Ho quindi preso a base le edizioni più attendibili, e quando non c'è avvertimento in contrario, s’intende che ho seguito, per il Sofista, l’ottima edizione dell’Apelt, stampata a Lipsia nel 1897 come seconda dello Stallbaum (Dio sa perchè, quando dallo Stalbaum è sostanzialmente diversa), e per il Politico quella pure assai buona del Campbell (Oxford 1868). Dopo uscì, è vero, pure ad Oxford, nel 1899, di tutti e due i dialoghi l’edizione critica del Burnet, che anche compulsai; ma poichè non si può dire che vinca sempre le altre, ed è senza commenti, preferii prendere a base quelle che ne sono fornite: allo studioso benevolo e al critico maligno doveva esser mia cura di porre sott’occhio di preferenza le fonti più copiose a cui attingere. Delle versioni compulsai, oltre la latina, quelle tedesche dello Schleiermacher e del Müller, le francesi del Cousin e dello Chauvet, e l’inglese del Jowett: quando mi discosto dall’una o dall’altra, lo dico nei punti più o meno discutibili, ma non mi fermo a notare per saccenteria gli errori singoli in cui l’uno o l’altro sia caduto. Gli altri sussidî di cui mi sono valso sono citati nei Prolegomeni e nelle note, nè mi scuso tanto per ciò che potesse mancare, quanto per ciò che sovrabbonda. Qualche scrittarello più recente l’ho ricordato solo appunto perchè più recente e perchè la sana critica non ne ha ancor fatto giustizia. La bibliografia, del resto, in Italia è spesso e volentieri un comodo sussidio della ciarlataneria: — ah non avete visto la memoria del tale? i contributi del tal altro? — È una facile sentenza e una facile condanna. — Ebbene, potrà anche darsi che qualche cosa buona io non l’abbia vista, che parecchie altre non le abbia capite, e di ciò mi duole, se mai, sinceramente; delle sciocchezzuole ne ho per altro lette assai più che non ne abbia citate.

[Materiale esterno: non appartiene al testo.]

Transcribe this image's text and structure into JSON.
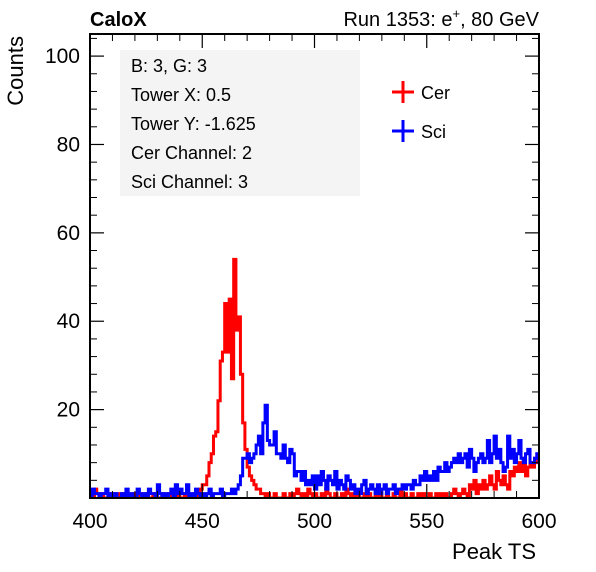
{
  "header": {
    "experiment": "CaloX",
    "run_prefix": "Run 1353: e",
    "run_sup": "+",
    "run_suffix": ", 80 GeV"
  },
  "info_box": {
    "lines": [
      "B: 3, G: 3",
      "Tower X: 0.5",
      "Tower Y: -1.625",
      "Cer Channel: 2",
      "Sci Channel: 3"
    ]
  },
  "chart_data": {
    "type": "line",
    "drawstyle": "histogram-step",
    "xlabel": "Peak TS",
    "ylabel": "Counts",
    "xlim": [
      400,
      600
    ],
    "ylim": [
      0,
      105
    ],
    "xticks": [
      400,
      450,
      500,
      550,
      600
    ],
    "yticks": [
      20,
      40,
      60,
      80,
      100
    ],
    "legend_position": "top-right",
    "bin_width": 1,
    "x_start": 400,
    "series": [
      {
        "name": "Cer",
        "color": "#ff0000",
        "values": [
          1,
          0,
          2,
          1,
          0,
          1,
          0,
          0,
          1,
          0,
          1,
          0,
          0,
          1,
          0,
          1,
          0,
          0,
          0,
          1,
          0,
          0,
          1,
          0,
          0,
          1,
          0,
          0,
          1,
          0,
          0,
          0,
          1,
          0,
          0,
          1,
          0,
          0,
          0,
          1,
          0,
          0,
          1,
          0,
          0,
          0,
          1,
          1,
          0,
          2,
          3,
          3,
          5,
          8,
          10,
          14,
          15,
          22,
          31,
          33,
          44,
          33,
          45,
          27,
          54,
          38,
          41,
          28,
          17,
          11,
          7,
          5,
          4,
          3,
          2,
          2,
          1,
          1,
          0,
          1,
          0,
          0,
          1,
          0,
          0,
          0,
          1,
          0,
          0,
          1,
          0,
          1,
          2,
          1,
          0,
          1,
          0,
          2,
          1,
          0,
          1,
          0,
          0,
          1,
          0,
          2,
          1,
          0,
          0,
          1,
          0,
          0,
          1,
          0,
          2,
          1,
          0,
          1,
          0,
          1,
          0,
          0,
          1,
          0,
          1,
          0,
          0,
          1,
          0,
          1,
          0,
          0,
          1,
          0,
          0,
          1,
          0,
          0,
          2,
          0,
          1,
          0,
          0,
          1,
          0,
          0,
          1,
          0,
          1,
          0,
          0,
          1,
          0,
          0,
          1,
          0,
          1,
          0,
          1,
          0,
          0,
          1,
          2,
          1,
          0,
          1,
          2,
          1,
          0,
          3,
          2,
          4,
          1,
          3,
          2,
          4,
          2,
          3,
          5,
          3,
          2,
          6,
          4,
          3,
          5,
          3,
          2,
          6,
          5,
          7,
          6,
          8,
          6,
          9,
          5,
          7,
          8,
          7,
          9,
          8,
          9
        ]
      },
      {
        "name": "Sci",
        "color": "#0000ff",
        "values": [
          0,
          2,
          1,
          1,
          0,
          1,
          1,
          2,
          0,
          1,
          0,
          1,
          0,
          0,
          1,
          0,
          2,
          0,
          1,
          0,
          0,
          2,
          1,
          0,
          1,
          0,
          2,
          1,
          1,
          0,
          3,
          1,
          0,
          1,
          0,
          1,
          2,
          0,
          3,
          1,
          2,
          1,
          1,
          3,
          0,
          1,
          0,
          2,
          1,
          0,
          1,
          0,
          1,
          2,
          0,
          1,
          1,
          1,
          2,
          0,
          1,
          1,
          1,
          2,
          1,
          2,
          3,
          5,
          9,
          9,
          10,
          8,
          9,
          10,
          12,
          14,
          10,
          17,
          21,
          13,
          12,
          12,
          15,
          10,
          10,
          9,
          12,
          9,
          8,
          11,
          10,
          5,
          6,
          6,
          4,
          6,
          3,
          4,
          3,
          5,
          2,
          5,
          3,
          6,
          4,
          2,
          5,
          4,
          3,
          6,
          2,
          4,
          3,
          2,
          5,
          4,
          2,
          3,
          1,
          2,
          1,
          3,
          4,
          1,
          2,
          3,
          2,
          1,
          3,
          1,
          2,
          3,
          1,
          2,
          2,
          3,
          1,
          2,
          2,
          3,
          2,
          3,
          3,
          2,
          4,
          3,
          3,
          5,
          4,
          6,
          4,
          5,
          4,
          6,
          4,
          7,
          6,
          6,
          8,
          6,
          7,
          8,
          9,
          8,
          10,
          8,
          9,
          10,
          7,
          11,
          9,
          6,
          8,
          9,
          10,
          8,
          9,
          13,
          8,
          10,
          14,
          9,
          11,
          8,
          6,
          7,
          14,
          9,
          11,
          8,
          10,
          13,
          9,
          8,
          10,
          11,
          8,
          8,
          9,
          10,
          8
        ]
      }
    ]
  }
}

Di diligenza insomma io non credo aver mancato. Sono io ciò non pertanto caduto in qualche errore? Non sarebbe nessuna meraviglia; ma nessuno di coloro che hanno letto, o anche solamente saggiato, questi dialoghi, me ne può far carico: l’estrema difficoltà dell’argomento e la scarsità dei sussidî a cui potevo ricorrere, specie per il Politico, mi servano eventualmente di scusa. Tanto più perciò sono obbligato all’affettuosa e filiale amicizia del dr. Paolo Ubaldi e del dr. Ettore Bignone, già miei valentissimi discepoli, i quali mi prestarono nella revisione delle bozze non solo la loro diligenza, ma altresì e più la loro sicura dottrina.
- Milano, 5 dicembre 1910.
G. Fraccaroli.
Note
- ↑ Sono i vol. VII, VIII, e X, XI, XII. Di questi solo il manoscritto del primo, contenente la Repubblica, era stato dal Bonghi in parte riveduto.